Imagerie et accident vasculaire cérébral
P.E. Bollaert, R. Anxionnat, S. Foscolo, E. Schmitt, V. Antoine and S. Bracard
Enjeux
Les progrès récents de l’imagerie cérébrale ont révolutionné l’approche des accidents vasculaires cérébraux (AVC) dans le domaine du diagnostic, des indications thérapeutiques et de la compréhension physiopathologique de cette affection. En France et dans les pays industrialisés, les AVC représentent la troisième cause de mortalité et la première cause de handicap non traumatique de l’adulte. Près de 200 000 AVC ischémiques et hémorragiques sont recensés annuellement en France.
Le réanimateur est souvent confronté à la prise en charge de cette pathologie, à l’occasion de formes de topographie spécifique (accidents du territoire vertébrobasilaire, accidents sylviens malins, etc.), de formes hémorragiques entraînant fréquemment des manifestations cliniques menaçant immédiatement le pronostic vital (troubles sévères de la conscience, œdème cérébral), ou encore de complications (pneumopathies, états de mal convulsif, manifestations thrombo-emboliques, etc.), ou enfin, de la survenue non exceptionnelle d’un AVC chez un malade déjà hospitalisé en réanimation. Ainsi, presque toujours, le séjour dans les unités de réanimation de ces patients est lié à l’initiation ou à la poursuite d’une suppléance ventilatoire.
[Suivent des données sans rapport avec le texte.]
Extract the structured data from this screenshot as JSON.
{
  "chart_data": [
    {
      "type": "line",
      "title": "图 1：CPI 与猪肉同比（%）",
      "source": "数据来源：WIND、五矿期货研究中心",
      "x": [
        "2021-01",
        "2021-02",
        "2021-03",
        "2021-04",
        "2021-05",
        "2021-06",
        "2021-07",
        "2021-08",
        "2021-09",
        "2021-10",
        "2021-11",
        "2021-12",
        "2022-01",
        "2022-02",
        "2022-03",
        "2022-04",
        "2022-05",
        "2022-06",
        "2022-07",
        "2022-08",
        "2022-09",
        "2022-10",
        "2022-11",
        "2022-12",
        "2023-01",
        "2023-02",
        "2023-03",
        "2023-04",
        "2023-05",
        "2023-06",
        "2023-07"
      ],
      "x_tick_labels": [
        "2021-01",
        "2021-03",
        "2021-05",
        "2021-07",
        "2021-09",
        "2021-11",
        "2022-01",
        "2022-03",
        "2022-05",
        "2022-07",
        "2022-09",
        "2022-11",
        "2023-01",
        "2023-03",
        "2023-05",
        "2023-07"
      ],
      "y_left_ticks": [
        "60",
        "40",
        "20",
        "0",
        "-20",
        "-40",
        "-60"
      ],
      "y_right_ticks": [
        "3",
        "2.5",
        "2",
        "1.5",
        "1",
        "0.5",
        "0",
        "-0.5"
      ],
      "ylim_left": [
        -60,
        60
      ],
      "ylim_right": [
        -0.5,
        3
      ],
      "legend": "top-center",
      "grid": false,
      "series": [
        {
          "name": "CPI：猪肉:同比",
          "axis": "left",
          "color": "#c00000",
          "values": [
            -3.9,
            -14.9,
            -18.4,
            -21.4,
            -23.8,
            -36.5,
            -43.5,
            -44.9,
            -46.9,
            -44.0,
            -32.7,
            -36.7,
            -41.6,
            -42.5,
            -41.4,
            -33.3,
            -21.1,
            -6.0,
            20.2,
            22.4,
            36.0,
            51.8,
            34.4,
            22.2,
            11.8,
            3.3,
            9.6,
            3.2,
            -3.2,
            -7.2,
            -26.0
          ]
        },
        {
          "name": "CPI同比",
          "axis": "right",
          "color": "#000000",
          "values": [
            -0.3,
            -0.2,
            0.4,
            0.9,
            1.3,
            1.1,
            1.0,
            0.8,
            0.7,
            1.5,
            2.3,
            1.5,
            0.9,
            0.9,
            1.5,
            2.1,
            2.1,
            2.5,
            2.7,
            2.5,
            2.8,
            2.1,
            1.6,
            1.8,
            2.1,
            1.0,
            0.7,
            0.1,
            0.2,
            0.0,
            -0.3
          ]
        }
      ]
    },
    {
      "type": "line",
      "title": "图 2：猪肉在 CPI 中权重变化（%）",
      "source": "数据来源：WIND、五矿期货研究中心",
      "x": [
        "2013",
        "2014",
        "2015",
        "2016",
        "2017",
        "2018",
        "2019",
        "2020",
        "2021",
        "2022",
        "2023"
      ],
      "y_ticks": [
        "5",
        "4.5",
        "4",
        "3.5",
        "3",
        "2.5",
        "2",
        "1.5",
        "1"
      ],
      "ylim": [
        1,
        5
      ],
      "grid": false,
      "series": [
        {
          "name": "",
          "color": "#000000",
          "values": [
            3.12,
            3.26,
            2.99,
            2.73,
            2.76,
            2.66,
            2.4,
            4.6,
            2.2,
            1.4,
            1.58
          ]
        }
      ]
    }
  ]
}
La réalisation d’examens d’imagerie neuroradiologique (essentiellement scanner ou imagerie par résonance magnétique (IRM), plus rarement artériographie conventionnelle) nécessite le transport de patients fragiles, parfois hémodynamiquement instables. En dépit de la rapidité actuelle de réalisation des examens, les risques encourus restent non négligeables. C’est dire que ces examens, au-delà de la connaissance et de la précision diagnostique qu’ils peuvent apporter, doivent de surcroît permettre d’obtenir des informations déterminantes sur l’indication d’un traitement spécifique (thrombolyse, anticoagulant, hémicraniectomie, etc.), la discussion d’un diagnostic différentiel pertinent et, enfin, le pronostic de l’AVC.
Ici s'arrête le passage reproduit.